Lieutenant Colonel Arthur Campbell Watson (17 March 1884 – 16 January 1952) was a British Army officer and an English cricketer active from 1913 to 1928 who played for Essex and Sussex.

==Life==
Watson was born in Newdigate, Surrey in 1884, and died in Shermanbury, Sussex in 1952. He was commissioned a second lieutenant in the 4th (Militia) Battalion, Essex Regiment, on 12 October 1901. Militia officers were part time, and he volunteered for active service with the Imperial Yeomanry serving in South Africa during the Second Boer War, joining the 33rd Battalion as a lieutenant from 18 March 1902. After his return to the United Kingdom, he transferred to the regular army where he was commissioned a second lieutenant in the 7th Queen's Own Hussars on 14 January 1903. He later advanced to lieutenant colonel in this regiment, and was appointed a Companion of the Distinguished Service Order (DSO).
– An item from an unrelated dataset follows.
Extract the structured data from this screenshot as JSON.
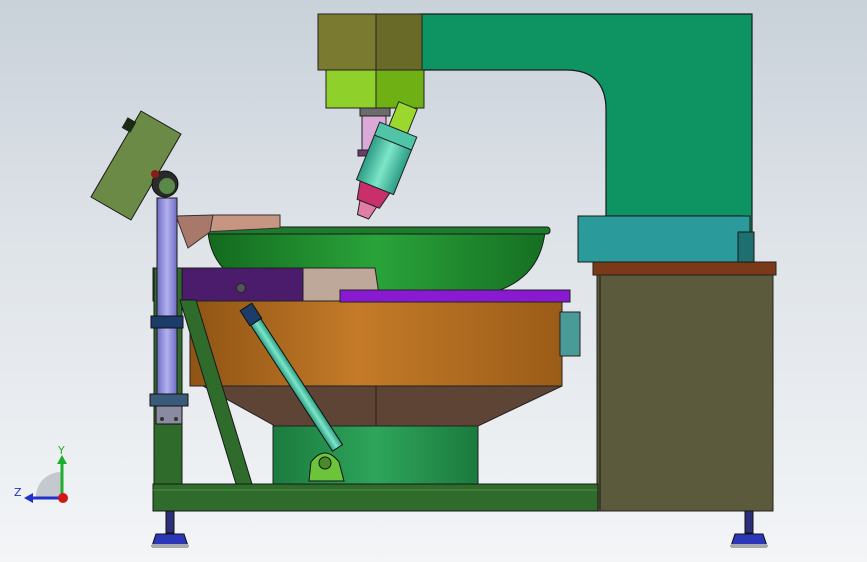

He married Olinda Emily (1885–1969), who survived him.

==Cricket==
Watson appeared in 106 first-class matches as a righthanded batsman who bowled right arm fast. He scored 2,724 runs with a highest score of 111 and took five wickets with a best performance of three for 42.

He is one of only four cricketers to have hit a six over the St Lawrence Lime.